Monday, February 20, 2017

We talk to those who are useful to speak with

The research is appropriately hedged around with various caveats. From How stable is the core discussion network? by Mario Luis Small, Vontrese Deeds Pamphile, and Peter McMahan. From the abstract:
Researchers have paid increasing attention to the core discussion network, the set of people we turn to when discussing important matters. Because the core discussion network is theorized to be composed of people’s closest ties, not fleeting acquaintances, it is expected to be largely stable, evolving slowly over the span of people’s lives. However, recent studies have shown that networks are strongly affected by the contexts in which people interact with others, and as people experience life course transitions, they also often enter new contexts – school, college, work, marriage, and retirement. We ask whether, as actors enter new social contexts, the core discussion network remains stable or changes rapidly. Based on original, longitudinal, qualitative and quantitative data on the experience of first-year graduate students in three academic departments in a large university, we examine the stability of the core discussion network over the first 6 and 12 months in this new context. We test four competing hypotheses that focus on strength of ties, new opportunities, obligations, and routine activity and predict, respectively, stasis, expansion, shedding, and substitution.
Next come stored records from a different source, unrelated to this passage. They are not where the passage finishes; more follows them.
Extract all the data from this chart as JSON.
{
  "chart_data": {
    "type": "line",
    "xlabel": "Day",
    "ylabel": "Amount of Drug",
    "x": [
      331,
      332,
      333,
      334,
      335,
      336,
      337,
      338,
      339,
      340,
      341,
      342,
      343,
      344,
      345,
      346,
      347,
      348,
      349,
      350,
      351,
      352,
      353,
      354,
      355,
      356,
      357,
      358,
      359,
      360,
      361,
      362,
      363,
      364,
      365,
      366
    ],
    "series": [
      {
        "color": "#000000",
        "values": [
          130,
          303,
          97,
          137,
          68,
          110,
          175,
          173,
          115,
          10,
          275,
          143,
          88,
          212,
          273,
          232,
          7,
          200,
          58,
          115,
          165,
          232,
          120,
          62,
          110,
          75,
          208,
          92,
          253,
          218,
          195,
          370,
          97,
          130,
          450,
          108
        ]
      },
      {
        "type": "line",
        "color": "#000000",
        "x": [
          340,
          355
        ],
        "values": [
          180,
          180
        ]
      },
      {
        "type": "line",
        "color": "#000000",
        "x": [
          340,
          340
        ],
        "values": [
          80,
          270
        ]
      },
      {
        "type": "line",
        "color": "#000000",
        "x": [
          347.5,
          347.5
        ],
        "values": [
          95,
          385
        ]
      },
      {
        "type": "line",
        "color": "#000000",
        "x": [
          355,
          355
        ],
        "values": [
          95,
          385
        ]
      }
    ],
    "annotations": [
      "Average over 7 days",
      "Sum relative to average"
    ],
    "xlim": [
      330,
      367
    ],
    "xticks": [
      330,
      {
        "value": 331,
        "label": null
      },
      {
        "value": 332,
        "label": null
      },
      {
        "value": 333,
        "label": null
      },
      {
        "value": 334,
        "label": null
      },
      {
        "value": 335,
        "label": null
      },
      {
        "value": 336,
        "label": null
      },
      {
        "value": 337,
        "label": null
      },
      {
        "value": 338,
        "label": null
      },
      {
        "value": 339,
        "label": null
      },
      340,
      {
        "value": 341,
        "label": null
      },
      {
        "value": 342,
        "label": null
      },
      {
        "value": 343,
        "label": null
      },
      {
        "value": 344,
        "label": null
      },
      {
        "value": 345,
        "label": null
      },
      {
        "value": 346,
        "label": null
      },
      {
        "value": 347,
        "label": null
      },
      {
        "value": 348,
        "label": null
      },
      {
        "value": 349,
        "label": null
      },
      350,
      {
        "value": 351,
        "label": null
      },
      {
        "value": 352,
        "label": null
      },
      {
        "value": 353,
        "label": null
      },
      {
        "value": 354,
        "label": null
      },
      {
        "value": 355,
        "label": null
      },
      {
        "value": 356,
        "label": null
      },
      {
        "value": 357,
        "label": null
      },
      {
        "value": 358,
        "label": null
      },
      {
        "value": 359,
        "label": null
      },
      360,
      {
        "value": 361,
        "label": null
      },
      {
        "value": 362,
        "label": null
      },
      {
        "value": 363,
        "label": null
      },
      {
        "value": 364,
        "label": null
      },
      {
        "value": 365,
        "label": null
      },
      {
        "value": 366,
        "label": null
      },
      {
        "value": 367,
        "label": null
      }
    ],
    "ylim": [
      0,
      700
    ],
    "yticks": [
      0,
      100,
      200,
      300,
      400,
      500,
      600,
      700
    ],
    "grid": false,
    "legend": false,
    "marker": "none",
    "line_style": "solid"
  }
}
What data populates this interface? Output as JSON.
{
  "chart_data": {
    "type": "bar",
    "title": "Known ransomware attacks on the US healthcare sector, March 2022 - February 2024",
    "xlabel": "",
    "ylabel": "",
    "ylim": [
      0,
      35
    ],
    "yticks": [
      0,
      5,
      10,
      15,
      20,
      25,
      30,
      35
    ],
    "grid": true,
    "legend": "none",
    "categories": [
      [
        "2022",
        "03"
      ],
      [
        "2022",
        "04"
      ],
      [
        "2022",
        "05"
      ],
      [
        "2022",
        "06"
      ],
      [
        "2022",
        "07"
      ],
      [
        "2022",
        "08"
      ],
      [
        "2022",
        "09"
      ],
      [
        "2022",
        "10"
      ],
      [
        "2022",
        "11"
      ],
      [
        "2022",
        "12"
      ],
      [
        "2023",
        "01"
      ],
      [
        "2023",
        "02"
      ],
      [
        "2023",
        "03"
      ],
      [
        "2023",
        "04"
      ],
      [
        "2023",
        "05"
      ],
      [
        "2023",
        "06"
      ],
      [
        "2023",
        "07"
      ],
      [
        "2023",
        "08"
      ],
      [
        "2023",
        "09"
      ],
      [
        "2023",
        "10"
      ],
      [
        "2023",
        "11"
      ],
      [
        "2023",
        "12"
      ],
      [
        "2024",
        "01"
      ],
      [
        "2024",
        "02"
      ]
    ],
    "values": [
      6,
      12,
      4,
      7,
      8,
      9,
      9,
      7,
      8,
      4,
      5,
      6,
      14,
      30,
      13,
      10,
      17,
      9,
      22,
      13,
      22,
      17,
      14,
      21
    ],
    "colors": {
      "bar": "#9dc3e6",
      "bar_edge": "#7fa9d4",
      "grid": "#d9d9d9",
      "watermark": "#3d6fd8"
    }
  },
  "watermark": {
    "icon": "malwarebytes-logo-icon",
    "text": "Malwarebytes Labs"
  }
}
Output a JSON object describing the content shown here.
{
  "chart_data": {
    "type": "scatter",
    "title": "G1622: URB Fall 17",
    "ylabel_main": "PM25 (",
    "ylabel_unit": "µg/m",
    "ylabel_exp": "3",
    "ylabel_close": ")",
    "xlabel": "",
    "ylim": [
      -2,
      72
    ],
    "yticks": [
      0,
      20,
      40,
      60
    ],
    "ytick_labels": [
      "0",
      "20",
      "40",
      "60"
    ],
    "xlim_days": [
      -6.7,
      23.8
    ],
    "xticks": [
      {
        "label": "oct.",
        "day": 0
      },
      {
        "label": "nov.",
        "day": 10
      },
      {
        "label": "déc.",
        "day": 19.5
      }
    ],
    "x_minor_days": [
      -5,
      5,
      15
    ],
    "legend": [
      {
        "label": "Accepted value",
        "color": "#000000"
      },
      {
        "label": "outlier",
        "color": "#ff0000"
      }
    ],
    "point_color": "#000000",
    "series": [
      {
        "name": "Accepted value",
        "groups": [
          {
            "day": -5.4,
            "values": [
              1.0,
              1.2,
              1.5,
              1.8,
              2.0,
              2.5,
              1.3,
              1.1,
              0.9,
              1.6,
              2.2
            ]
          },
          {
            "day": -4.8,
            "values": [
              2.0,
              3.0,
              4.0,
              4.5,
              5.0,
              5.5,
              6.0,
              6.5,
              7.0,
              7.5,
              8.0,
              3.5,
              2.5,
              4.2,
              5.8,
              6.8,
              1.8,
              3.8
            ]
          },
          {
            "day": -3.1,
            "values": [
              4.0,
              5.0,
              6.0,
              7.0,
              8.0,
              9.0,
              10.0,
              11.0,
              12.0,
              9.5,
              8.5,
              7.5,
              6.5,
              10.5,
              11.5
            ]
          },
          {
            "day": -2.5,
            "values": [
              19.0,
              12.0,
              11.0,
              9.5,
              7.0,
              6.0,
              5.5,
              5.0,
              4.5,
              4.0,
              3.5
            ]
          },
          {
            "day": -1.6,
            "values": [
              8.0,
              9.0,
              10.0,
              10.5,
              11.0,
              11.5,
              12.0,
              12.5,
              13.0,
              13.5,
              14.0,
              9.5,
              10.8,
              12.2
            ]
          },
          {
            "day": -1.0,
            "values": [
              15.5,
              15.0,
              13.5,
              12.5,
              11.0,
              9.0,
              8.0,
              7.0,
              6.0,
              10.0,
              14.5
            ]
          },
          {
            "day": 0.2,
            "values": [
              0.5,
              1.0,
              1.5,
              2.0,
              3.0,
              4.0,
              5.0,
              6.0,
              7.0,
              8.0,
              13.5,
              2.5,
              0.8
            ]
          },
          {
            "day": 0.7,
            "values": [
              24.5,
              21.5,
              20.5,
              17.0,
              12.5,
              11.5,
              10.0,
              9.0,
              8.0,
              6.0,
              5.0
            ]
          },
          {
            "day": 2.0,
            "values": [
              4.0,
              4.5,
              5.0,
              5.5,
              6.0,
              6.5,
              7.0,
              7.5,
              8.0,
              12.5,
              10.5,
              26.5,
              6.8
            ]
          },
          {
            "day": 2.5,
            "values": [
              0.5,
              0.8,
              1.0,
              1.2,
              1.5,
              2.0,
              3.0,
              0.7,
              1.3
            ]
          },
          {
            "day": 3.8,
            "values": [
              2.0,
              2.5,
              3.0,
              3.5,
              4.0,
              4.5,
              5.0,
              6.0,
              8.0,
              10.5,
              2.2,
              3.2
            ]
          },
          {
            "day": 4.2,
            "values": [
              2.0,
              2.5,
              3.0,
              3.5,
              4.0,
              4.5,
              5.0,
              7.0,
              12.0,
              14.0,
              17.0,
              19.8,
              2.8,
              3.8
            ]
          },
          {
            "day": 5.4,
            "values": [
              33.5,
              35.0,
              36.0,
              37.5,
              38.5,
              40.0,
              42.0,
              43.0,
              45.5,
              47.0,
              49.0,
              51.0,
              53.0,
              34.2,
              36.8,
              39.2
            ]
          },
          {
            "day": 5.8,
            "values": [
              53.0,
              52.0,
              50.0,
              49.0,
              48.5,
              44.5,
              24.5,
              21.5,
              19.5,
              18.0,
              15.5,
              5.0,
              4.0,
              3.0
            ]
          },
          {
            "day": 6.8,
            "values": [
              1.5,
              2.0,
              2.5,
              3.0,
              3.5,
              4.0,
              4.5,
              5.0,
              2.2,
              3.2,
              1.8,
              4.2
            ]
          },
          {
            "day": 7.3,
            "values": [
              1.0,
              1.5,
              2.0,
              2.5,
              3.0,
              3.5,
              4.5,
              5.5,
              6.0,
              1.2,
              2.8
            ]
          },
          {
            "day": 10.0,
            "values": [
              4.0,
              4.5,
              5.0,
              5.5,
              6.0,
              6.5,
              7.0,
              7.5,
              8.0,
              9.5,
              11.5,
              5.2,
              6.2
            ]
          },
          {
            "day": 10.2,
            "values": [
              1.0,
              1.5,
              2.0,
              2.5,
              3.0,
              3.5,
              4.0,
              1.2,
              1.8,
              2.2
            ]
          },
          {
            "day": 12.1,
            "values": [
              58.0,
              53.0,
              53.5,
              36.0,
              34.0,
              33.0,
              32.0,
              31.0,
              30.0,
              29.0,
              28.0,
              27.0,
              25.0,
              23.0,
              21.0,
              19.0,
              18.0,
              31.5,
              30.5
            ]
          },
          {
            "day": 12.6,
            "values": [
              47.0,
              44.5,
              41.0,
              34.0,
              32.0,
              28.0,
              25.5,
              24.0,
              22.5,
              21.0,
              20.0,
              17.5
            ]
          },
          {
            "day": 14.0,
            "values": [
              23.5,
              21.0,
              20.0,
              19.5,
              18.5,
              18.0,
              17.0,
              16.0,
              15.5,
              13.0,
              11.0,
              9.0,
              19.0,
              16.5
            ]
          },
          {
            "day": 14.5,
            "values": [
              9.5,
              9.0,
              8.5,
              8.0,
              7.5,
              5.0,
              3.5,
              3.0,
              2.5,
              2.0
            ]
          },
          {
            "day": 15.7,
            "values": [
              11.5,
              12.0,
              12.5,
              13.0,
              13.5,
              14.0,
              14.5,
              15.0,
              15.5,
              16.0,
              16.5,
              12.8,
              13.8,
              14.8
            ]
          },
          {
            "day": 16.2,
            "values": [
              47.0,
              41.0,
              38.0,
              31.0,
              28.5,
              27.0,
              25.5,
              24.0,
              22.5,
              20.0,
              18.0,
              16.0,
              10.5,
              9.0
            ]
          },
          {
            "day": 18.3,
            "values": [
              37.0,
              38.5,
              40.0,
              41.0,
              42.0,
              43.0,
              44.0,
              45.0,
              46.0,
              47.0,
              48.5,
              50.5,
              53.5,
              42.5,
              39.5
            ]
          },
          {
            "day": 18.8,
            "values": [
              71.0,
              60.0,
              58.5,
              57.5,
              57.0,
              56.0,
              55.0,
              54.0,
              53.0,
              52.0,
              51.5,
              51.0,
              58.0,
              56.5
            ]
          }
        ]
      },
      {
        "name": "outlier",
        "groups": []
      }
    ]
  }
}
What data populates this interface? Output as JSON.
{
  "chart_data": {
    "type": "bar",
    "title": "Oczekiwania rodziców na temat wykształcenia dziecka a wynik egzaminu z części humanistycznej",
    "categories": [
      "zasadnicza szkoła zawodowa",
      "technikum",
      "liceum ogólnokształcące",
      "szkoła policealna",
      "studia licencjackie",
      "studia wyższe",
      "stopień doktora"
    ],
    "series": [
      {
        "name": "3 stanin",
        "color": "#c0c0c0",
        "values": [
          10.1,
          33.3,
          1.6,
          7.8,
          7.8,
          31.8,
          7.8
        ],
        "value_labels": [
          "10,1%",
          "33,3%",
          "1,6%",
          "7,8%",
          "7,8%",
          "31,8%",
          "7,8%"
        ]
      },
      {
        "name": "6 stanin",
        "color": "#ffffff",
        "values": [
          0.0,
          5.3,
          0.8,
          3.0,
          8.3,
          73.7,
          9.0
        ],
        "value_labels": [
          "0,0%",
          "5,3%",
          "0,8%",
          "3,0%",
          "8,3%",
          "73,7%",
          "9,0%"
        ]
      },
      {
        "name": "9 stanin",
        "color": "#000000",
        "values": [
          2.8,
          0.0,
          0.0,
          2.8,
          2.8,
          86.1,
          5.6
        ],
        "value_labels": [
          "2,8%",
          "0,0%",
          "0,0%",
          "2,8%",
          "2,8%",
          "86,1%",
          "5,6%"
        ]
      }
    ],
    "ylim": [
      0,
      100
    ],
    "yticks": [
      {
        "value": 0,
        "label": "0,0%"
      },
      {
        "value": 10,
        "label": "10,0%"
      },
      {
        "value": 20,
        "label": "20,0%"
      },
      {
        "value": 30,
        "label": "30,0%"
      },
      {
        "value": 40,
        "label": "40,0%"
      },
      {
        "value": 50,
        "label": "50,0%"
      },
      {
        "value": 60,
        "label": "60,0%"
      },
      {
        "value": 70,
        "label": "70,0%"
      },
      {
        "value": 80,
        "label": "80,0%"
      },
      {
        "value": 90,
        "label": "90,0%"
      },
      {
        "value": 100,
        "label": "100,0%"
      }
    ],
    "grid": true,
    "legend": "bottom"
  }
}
We find that the core discussion network changes remarkably quickly, with little or no lag, and that it appears to do so because both the obligations that people face and the routine activities they engage in are transformed by new institutional environments. Findings suggest that core discussion network may be less a “core” network than a highly contextual support network in which people are added and dropped as actors shift from environment to environment.
Intriguing research. Reading the details, there is a suggestion that our "core" networks are highly utilitarian - we confide and discuss with those who are best positioned to advance our agendas. Makes sense but it is not how we think of our "core" networks. This field is relatively young and I suspect part of the issue is a weak taxonomical lexicon for different types of networks.